You’ll note that I said “for the most part,” and The Guardian suffers some nearly debilitating problems.  The films’ occasional stabs at profundity are ham-fisted and futile, wrapped as they are in circumstances so contrived, so profoundly forced, that they border on completely absurd.  In fact, whatever good will the film had managed to engender was damn near lost completely in the utter silliness of the last twenty minutes, a flood of ludicrous occurrences and even more ludicrous dialogue that were some of the funniest things I’ve seen and heard all summer.

Perhaps it’s the relatively low expectations, but The Guardian neither bored nor annoyed me…at least not until its ill-conceived resolution.  You won’t find anything new, innovative, or, for that matter, particularly thought-provoking, but as a trifling diversion, you could surely do worse.  Just be sure to leave before the film’s final reel.

A different kind of school is the focus of Todd Phillips’ School For Scoundrels, though the narrative also centers on the fragile relationship between a teacher and his pupil.  This time, the teacher is one Dr. P (Billy Bob Thornton), an uber-mensch completely devoid of anything even vaguely resembling morals who promises to turn his class of spineless boys into virile men.  His star pupil is Roger Waddell (Jon Heder), a literal doormat who stammers and faints in the presence of his attractive neighbor Amanda (Jacinda Barrett) and is constantly ridiculed in his job as New York City “Meter Maid.”

The premise is rich with promise, and the potential for really incisive satire is great.  Unfortunately, Phillips, who also wrote the screenplay (based on a 1960 British film of the same name which itself was based on a series of novels), seems of two minds about the material, posing some intelligent situations only to shoot for the lowest common denominator. The result is an uneven hodge-podge of silly slapstick (usually culminating in someone getting hit, shot, or shocked in the groin) and joking references to anal rape (any theories regarding a clever subtext of emasculation are undone by the fact that the film cannily avoids even the pretense of having a subtext) separated by lengthy setups deserving of better payoffs.

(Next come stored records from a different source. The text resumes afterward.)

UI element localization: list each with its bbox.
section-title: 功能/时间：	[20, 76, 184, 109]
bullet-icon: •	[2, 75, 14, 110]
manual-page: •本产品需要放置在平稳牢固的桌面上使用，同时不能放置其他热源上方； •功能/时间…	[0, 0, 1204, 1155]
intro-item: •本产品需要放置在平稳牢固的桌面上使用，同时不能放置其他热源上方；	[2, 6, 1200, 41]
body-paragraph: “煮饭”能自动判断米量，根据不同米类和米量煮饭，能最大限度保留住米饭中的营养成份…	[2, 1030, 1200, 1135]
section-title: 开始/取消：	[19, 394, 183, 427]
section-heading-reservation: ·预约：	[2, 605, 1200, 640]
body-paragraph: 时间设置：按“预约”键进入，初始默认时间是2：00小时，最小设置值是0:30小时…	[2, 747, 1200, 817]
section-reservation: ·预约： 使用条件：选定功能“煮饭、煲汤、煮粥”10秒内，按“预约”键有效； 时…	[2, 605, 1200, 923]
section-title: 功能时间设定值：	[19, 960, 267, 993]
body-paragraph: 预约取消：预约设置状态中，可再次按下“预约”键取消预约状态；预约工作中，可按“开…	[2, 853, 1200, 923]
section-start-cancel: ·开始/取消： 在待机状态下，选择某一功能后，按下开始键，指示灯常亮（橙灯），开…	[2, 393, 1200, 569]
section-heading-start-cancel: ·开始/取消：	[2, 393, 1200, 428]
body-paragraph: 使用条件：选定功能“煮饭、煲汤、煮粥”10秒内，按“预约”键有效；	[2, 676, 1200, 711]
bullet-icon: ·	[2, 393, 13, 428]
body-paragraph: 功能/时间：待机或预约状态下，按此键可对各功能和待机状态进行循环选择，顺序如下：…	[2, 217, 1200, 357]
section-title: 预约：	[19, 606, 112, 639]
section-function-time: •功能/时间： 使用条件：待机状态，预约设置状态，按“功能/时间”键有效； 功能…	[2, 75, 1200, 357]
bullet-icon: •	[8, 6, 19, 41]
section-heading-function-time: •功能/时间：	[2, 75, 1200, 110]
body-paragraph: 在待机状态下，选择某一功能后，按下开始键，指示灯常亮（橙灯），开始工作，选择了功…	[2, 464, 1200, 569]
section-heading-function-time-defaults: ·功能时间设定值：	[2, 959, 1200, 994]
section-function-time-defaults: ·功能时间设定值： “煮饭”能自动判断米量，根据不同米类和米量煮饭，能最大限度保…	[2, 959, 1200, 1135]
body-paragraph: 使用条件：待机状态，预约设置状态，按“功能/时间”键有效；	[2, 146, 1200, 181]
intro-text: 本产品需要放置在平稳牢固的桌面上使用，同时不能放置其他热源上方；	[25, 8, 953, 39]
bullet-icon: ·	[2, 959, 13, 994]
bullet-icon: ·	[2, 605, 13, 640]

Another struggle for the film is tone.  While Phillips does occasionally leave the dark in dark comedy (though elements teeter dangerously on the brink of misogynistic), he is clearly uncomfortable letting the film go to some of its more natural extremes,  Characters are often guilty of inconsistency from scene to scene, largely in the interest of maintaining some level of audience sympathy while softening the blow.  Some films can succeed in spite of this (Mean Girls, for example), but School For Scoundrels fails precisely because of it.

Thornton is clearly phoning it in, not so much turning in a performance as showing up for work every day, while Heder seems utterly incapable of anything beyond the sort of goofy looks that made him a household name in the vastly overrated Napoleon Dynamite.  The characters themselves vacillate so rapidly and so often that you’re hard pressed to root for either.  Unfortunately, the cast of secondary characters doesn’t really help, with names like Ben Stiller, Sarah Silverman, David Cross, and Luis Guzman, among others, reduced to minor cameos that don’t even capitalize on whatever traits each actor brings to the table.

I’m sure School For Scoundrels will find an audience, but it’s one that I think will ultimately leave disappointed.  Too tame and restrained to appeal as a dark comedy, yet too mean-spirited to work as an outright comedy, this school is ultimately one that’s not worth the price of tuition.